Though the United States urgently needs new treatments for common illnesses such as heart disease, stroke, and diabetes, the nation's system for drug approval discourages innovation and investment, especially for our most pressing public health challenges. In this paper, we find that the main culprit is the high cost of Phase III clinical trials, which are required for FDA approval of most drugs. We examined drug development in four major public health areas and discovered that for any given drug on the market, typically 90 percent or more of that drug's development costs are incurred in Phase III trials. These costs have skyrocketed in recent years, exacerbating an already serious problem.
The enormous cost and risk of Phase III trials create incentives for researchers and investors to avoid work on medications for the chronic conditions and illnesses that pose the greatest threat to Americans, in terms of health spending and in terms of the number of people affected. This avoidance, in turn, harms overall U.S. health outcomes and drives up the cost of health care.

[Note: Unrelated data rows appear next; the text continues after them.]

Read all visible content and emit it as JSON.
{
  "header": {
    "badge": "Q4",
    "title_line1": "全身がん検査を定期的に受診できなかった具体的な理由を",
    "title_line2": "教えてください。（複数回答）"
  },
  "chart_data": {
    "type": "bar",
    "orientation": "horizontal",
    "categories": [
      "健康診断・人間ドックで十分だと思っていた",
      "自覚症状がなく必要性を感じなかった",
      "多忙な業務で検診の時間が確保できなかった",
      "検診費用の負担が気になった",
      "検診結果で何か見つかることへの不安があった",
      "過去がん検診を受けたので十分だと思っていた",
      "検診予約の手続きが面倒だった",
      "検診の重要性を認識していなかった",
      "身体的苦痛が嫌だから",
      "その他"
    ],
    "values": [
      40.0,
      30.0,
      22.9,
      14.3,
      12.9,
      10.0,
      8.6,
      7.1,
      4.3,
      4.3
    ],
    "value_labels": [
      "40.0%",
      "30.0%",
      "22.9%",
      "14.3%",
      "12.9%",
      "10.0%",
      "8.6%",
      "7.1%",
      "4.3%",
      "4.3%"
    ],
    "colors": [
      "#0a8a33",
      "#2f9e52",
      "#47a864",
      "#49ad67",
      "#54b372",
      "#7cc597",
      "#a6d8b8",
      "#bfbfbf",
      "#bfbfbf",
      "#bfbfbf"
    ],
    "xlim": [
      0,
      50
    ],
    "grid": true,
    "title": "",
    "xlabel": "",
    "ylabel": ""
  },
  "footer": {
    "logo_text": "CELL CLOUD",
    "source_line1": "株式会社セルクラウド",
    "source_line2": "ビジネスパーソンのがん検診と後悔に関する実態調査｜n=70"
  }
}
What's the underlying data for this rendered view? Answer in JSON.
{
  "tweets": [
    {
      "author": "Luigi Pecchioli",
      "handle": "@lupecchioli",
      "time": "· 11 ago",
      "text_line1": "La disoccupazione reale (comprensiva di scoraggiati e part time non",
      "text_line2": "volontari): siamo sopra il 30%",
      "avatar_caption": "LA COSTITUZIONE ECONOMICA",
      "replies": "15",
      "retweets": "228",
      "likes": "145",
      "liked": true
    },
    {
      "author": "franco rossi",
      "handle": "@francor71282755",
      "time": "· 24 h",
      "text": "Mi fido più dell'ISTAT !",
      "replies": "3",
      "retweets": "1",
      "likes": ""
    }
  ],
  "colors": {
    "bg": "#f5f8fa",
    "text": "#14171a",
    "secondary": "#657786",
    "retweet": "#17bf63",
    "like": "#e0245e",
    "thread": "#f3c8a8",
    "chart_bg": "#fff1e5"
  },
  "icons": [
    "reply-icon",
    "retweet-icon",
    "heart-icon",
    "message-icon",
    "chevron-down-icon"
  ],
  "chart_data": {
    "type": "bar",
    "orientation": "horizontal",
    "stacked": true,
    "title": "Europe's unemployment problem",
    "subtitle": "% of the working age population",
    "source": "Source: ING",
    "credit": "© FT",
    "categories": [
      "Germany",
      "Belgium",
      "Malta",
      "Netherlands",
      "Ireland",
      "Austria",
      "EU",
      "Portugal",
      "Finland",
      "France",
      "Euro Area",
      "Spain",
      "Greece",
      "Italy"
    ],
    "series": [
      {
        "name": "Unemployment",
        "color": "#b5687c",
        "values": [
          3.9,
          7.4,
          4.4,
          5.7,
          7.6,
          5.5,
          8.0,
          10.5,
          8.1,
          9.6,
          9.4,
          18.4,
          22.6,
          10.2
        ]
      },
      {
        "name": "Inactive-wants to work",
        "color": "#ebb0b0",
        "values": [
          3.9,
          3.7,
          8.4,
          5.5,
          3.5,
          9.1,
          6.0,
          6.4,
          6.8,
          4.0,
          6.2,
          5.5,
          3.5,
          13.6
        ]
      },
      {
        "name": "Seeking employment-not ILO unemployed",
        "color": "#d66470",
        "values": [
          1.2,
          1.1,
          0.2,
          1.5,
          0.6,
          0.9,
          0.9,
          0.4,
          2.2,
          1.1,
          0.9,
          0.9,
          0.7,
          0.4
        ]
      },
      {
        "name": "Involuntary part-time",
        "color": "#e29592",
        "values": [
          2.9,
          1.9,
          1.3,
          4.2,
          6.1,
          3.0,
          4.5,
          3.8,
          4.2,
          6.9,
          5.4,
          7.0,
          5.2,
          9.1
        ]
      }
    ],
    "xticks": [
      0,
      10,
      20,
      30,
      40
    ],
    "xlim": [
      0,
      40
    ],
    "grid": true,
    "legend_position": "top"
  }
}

In this paper, we examined drug development in three such areas: obesity, adult-onset diabetes, and cardiovascular disease. We also examined the less burdensome regulatory situation in drugs for rare diseases, as an opportunity for contrast. We find that the current Phase III trial system forces pharmaceutical and biotechnology companies to take enormous financial risks and burdens them with needless and unpredictable regulatory delays. The current system has, in particular, prevented start-up biotech companies, mostly based in the United States, from challenging the dominance of large, multinational pharmaceutical concerns. It also, perversely, encourages more innovation in drugs for very rare diseases than it does in drugs for common conditions that afflict hundreds of millions of Americans.
As a result of our analysis, we recommend replacing the current - all or nothing - FDA approval system with one that reflects the realities of scientific research and the profiles of chronic long-term conditions. Such a reform would allow drugs that have been found safe and promising (in Phase I and Phase II clinical trials) to win approval for limited marketing to patients. This would give patients early access to innovative new therapies, while the FDA would retain the ability to collect information confirming the drugs' safety and effectiveness and to revoke a drug's marketing authorization later, when appropriate.
While the FDA currently has the legal power to create its own conditional approval process, it has little political latitude to do so. For this reason, we believe that Congress must create clear standards for such a pathway. Congressional action would allow regulators and companies to develop new tools that are better suited to the realities of modern drug development.